There are two fundamentally different choices for financing infrastructure projects in California: public money or private investment. Private ownership predominates in the telecoms and energy sectors. Water is a mix of both, although the big ticket projects are primarily publicly owned. Roads are nearly all taxpayer-funded and managed by government agencies.
An accumulating backlog of deferred maintenance on publicly owned infrastructure – one estimate puts it in the $800 billion range – grabbed the attention of participants at the second annual California Economic Summit, held this week in Los Angeles. Part of the solution is to reduce costs. Even so the tab will be steep and current cash flow, from taxes of various sorts and euphemisms, won’t cover it.

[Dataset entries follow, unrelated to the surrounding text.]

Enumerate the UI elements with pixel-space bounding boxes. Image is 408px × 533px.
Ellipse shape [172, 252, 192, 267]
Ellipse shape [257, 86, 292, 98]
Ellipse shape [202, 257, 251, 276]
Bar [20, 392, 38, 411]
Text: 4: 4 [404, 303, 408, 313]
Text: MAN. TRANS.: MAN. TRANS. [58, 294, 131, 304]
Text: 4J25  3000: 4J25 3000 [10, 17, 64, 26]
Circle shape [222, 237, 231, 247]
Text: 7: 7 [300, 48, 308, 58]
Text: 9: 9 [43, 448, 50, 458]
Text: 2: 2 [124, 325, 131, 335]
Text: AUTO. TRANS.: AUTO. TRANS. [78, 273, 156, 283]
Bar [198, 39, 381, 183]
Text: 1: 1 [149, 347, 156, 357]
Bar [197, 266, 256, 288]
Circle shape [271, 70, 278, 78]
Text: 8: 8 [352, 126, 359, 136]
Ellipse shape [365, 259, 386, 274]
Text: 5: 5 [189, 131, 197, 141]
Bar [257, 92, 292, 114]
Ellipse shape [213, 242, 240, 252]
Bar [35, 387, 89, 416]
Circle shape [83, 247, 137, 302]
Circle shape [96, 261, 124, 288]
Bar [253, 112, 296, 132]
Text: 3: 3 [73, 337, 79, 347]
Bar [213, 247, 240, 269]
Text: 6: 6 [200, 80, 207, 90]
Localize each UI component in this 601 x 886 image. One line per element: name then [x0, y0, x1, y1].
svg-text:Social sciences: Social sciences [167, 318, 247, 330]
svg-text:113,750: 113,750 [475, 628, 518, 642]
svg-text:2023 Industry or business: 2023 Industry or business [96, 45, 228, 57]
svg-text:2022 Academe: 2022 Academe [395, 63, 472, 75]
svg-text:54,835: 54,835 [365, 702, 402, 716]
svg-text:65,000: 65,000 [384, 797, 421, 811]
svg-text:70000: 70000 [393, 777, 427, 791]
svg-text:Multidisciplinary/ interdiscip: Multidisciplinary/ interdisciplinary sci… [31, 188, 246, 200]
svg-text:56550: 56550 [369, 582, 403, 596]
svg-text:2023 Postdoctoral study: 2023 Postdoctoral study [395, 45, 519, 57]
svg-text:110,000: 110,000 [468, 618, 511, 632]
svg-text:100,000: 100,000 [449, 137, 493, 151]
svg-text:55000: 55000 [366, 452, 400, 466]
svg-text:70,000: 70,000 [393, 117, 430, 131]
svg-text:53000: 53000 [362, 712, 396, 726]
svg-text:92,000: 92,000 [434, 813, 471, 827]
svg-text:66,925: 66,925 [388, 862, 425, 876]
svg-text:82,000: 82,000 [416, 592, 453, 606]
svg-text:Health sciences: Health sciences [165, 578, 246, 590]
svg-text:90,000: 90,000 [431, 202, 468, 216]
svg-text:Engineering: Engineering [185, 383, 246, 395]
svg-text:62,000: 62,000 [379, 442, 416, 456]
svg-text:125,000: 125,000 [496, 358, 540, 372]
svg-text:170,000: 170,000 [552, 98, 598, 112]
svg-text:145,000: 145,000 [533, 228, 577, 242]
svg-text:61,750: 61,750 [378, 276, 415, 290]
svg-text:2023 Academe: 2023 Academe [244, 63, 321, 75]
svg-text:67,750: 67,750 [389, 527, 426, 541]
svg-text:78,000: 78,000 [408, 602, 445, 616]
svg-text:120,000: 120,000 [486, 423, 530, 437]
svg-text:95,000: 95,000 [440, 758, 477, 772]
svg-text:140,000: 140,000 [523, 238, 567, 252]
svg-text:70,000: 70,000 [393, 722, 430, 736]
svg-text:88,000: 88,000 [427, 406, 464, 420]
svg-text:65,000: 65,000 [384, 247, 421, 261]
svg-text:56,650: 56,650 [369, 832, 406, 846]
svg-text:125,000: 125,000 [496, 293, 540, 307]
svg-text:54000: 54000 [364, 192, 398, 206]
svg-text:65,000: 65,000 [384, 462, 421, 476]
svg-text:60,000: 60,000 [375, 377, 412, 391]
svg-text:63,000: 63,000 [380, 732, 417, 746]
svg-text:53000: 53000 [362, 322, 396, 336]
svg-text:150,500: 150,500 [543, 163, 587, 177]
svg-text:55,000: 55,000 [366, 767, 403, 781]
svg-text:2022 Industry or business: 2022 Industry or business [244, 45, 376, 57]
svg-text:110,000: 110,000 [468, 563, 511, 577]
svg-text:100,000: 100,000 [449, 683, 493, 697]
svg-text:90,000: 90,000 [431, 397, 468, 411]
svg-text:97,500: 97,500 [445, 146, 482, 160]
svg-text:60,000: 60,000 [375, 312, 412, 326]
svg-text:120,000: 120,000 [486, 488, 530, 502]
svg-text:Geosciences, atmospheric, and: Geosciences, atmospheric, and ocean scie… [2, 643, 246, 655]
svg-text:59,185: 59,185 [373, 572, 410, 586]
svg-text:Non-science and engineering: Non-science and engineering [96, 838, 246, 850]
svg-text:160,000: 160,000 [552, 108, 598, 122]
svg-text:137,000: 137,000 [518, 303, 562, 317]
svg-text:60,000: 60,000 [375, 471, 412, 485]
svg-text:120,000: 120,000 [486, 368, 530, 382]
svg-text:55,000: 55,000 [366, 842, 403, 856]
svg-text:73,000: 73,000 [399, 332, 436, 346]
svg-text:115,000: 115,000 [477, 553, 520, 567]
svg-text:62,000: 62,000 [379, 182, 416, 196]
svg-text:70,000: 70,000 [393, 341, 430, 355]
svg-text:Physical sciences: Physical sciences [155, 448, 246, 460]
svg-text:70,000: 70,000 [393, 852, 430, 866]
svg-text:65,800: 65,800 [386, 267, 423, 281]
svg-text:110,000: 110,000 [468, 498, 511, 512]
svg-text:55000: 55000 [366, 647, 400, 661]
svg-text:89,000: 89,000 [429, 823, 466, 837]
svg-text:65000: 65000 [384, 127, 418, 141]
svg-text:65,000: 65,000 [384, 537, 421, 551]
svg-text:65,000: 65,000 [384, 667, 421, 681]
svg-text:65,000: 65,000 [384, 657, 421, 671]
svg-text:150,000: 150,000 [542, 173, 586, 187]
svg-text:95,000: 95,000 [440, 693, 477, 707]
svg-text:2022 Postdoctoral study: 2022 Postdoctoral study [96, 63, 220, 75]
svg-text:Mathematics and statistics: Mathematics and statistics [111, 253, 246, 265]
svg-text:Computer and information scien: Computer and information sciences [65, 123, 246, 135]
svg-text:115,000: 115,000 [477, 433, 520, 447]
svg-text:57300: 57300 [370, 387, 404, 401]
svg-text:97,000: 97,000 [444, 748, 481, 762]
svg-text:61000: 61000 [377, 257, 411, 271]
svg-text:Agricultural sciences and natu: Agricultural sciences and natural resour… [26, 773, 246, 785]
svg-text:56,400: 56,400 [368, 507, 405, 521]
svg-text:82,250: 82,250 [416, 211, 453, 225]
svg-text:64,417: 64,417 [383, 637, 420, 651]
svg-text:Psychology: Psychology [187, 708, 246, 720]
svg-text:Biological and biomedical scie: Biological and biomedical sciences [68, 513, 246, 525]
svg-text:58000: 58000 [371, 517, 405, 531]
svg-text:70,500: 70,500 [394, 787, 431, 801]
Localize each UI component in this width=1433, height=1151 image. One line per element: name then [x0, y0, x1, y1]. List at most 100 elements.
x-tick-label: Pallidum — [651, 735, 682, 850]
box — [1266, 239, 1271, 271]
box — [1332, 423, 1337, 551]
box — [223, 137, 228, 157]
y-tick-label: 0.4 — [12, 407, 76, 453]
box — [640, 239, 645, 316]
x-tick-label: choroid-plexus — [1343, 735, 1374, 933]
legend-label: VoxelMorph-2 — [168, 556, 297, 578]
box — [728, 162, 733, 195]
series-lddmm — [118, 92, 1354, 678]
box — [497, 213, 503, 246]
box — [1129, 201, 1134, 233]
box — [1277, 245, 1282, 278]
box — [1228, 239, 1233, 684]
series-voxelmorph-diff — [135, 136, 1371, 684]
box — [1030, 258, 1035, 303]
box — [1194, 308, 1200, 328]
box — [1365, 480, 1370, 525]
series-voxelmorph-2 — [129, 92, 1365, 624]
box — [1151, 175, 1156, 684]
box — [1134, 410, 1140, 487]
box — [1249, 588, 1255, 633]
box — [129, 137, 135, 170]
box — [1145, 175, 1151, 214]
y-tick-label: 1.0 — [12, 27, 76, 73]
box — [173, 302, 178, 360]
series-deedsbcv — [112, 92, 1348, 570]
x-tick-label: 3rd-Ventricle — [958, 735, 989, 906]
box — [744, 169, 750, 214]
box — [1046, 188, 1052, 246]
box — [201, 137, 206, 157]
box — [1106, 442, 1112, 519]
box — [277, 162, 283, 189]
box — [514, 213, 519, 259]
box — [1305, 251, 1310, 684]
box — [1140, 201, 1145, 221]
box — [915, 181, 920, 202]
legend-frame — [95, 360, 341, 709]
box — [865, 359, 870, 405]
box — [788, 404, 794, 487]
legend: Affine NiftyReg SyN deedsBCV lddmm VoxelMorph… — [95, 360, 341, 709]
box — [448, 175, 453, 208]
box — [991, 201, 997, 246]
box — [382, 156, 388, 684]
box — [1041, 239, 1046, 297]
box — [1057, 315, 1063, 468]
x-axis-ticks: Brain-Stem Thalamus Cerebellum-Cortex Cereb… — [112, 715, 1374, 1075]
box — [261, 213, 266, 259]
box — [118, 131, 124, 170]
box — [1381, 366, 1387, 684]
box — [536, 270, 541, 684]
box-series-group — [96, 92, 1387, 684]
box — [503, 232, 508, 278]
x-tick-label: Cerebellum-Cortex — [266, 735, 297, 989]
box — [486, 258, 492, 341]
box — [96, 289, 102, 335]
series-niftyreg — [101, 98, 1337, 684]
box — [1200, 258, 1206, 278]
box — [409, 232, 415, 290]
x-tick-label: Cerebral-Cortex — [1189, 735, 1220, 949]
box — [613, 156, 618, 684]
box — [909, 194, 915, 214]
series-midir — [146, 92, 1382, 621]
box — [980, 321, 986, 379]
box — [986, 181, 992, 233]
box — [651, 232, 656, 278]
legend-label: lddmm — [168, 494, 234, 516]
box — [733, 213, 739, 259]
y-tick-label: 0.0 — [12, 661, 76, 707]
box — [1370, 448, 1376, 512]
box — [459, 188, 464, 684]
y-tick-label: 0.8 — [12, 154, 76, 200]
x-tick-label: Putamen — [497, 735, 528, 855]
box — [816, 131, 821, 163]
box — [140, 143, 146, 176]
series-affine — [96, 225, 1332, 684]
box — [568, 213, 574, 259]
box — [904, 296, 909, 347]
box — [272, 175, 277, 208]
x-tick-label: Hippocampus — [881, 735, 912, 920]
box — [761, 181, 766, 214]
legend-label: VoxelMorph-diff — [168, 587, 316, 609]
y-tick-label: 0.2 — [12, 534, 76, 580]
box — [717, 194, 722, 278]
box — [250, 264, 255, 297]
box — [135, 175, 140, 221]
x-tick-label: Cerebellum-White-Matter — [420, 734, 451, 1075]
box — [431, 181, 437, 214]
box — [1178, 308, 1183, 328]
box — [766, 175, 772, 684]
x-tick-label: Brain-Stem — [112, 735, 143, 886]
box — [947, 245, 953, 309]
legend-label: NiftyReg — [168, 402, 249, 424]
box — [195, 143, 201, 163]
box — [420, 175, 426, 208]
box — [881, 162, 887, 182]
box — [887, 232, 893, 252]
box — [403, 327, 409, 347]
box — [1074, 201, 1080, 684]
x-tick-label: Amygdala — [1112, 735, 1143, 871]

Many pushed for the simplest solution: change Californian laws to make it easier to raise taxes. But another possibility is to attract private capital investment by creating a business model that allows a sufficient return on investment. To do that, roads would have to be treated more like a public utility – pay for what you use – than an all-you-can-eat public good.
The gas tax was originally conceived as a user fee for drivers. The heavier your vehicle and the farther you drive, the more gas you buy and the more wear and tear you put on the roads. Over time, though, gas tax money was diverted to other uses and gas mileage started rising. With the advent of electric cars, the disconnect between income and expense continues to grow.
Replacing the gas tax with some kind of pay-as-you-go road use fee would create a clear revenue stream. Giving a share of that to private investors who pay for rebuilding and maintaining particular stretches of road could make a return on investment case. Or not. Either way, it’s the same kind of decision that telecoms or electric utility investors make every day.
Investor-owned service providers are accustomed to asking for – and getting – subsidies from public agencies in exchange for building infrastructure that meets policy goals. Turning that model around – tapping user revenue to meet ROI goals – works just as well.